Stimulus Rp 276 Triliun Mengendap di Bank, Kredit Mikro Tertekan Jelang Akhir 2025

Likuiditas perbankan melimpah, namun dana belum mengalir ke sektor riil. Undisbursed loan tembus Rp 2.509 triliun, sementara kredit UMKM di bank pelat merah anjlok.

Foto: kolase foto/ BCA, BRI, Mandiri, BNI / Aristya Rahadian

Jakarta | KlikGenZ – Sektor keuangan Indonesia mencatatkan fenomena kontras menjelang akhir 2025. Di satu sisi, likuiditas perbankan terbilang sangat longgar seiring derasnya stimulus pemerintah. Namun di sisi lain, penyaluran kredit ke sektor riil justru belum bergerak optimal.

Data terbaru Bank Indonesia mencatat nilai fasilitas kredit yang telah disetujui namun belum ditarik debitur (undisbursed loan) mencapai Rp 2.509,4 triliun per November 2025. Angka ini setara 23,18 persen dari total plafon kredit perbankan nasional.

Artinya, perbankan sebenarnya telah menyediakan dana dan menyetujui pembiayaan, tetapi pelaku usaha belum memanfaatkannya secara maksimal.

Efektivitas Stimulus Dipertanyakan

Kondisi tersebut menjadi sorotan tajam karena pemerintah melalui Kementerian Keuangan baru saja menggelontorkan stimulus Rp 276 triliun ke sistem perbankan.
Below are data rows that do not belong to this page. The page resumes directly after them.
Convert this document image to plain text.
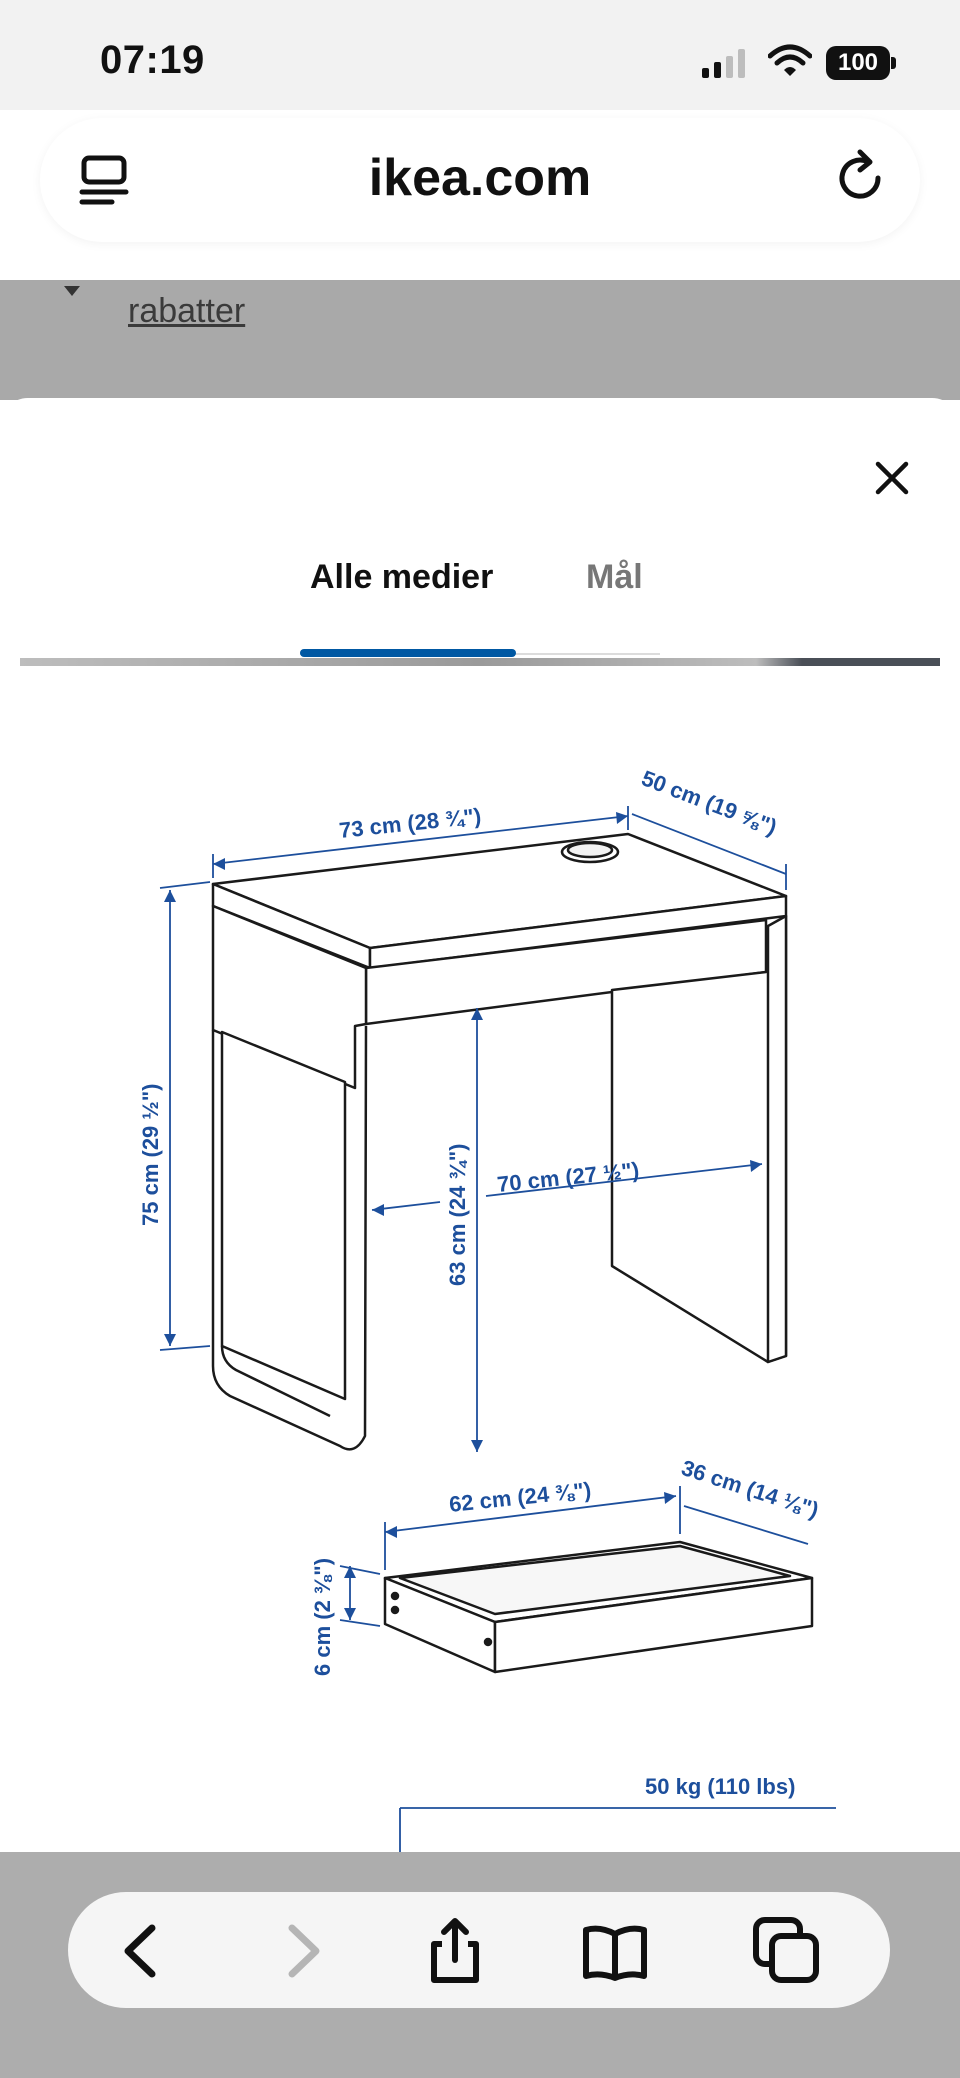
07:19	100
ikea.com
rabatter
Alle medier	Mål
73 cm (28 ¾")	50 cm (19 ⅝")
75 cm (29 ½")	63 cm (24 ¾") 70 cm (27 ½")
62 cm (24 ⅜")	36 cm (14 ⅛")
6 cm (2 ⅜")
50 kg (110 lbs)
Stimulus ini ditujukan untuk mendorong bank lebih agresif menyalurkan kredit demi menggerakkan sektor riil dan memacu pertumbuhan ekonomi.
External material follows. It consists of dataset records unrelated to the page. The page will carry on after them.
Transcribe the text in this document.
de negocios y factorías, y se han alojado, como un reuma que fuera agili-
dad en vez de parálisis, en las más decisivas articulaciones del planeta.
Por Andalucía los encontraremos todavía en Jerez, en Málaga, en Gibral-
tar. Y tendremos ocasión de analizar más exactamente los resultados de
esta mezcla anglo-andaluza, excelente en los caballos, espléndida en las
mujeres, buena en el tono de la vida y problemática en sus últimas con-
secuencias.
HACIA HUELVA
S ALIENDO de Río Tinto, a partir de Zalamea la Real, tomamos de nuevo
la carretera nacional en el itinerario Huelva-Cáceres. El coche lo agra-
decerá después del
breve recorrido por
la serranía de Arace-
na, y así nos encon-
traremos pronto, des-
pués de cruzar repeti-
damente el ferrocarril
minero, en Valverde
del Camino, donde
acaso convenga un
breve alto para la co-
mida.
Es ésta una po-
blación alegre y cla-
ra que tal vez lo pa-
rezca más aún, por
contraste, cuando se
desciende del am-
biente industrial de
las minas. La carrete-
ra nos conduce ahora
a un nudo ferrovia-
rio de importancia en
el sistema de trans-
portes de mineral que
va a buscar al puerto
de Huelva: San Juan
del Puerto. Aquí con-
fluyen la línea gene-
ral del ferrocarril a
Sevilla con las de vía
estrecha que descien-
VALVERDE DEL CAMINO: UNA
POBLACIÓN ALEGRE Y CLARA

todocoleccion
Namun, membengkaknya angka undisbursed loan menjadi sinyal bahwa transmisi kebijakan dari sektor keuangan ke sektor produksi belum berjalan mulus. Dana yang diharapkan mengalir ke dunia usaha justru tertahan di neraca perbankan.

Baca Juga  Streamer Resbob, Viral dan Jadi Tersangka Kasus Ujaran Kebencian yang Picu Gelombang Protes

Perusahaan Pilih Rem Ekspansi

Penumpukan kredit ini bukan disebabkan keterbatasan likuiditas bank, melainkan lemahnya permintaan kredit. Banyak pelaku usaha masih mengambil sikap wait and see.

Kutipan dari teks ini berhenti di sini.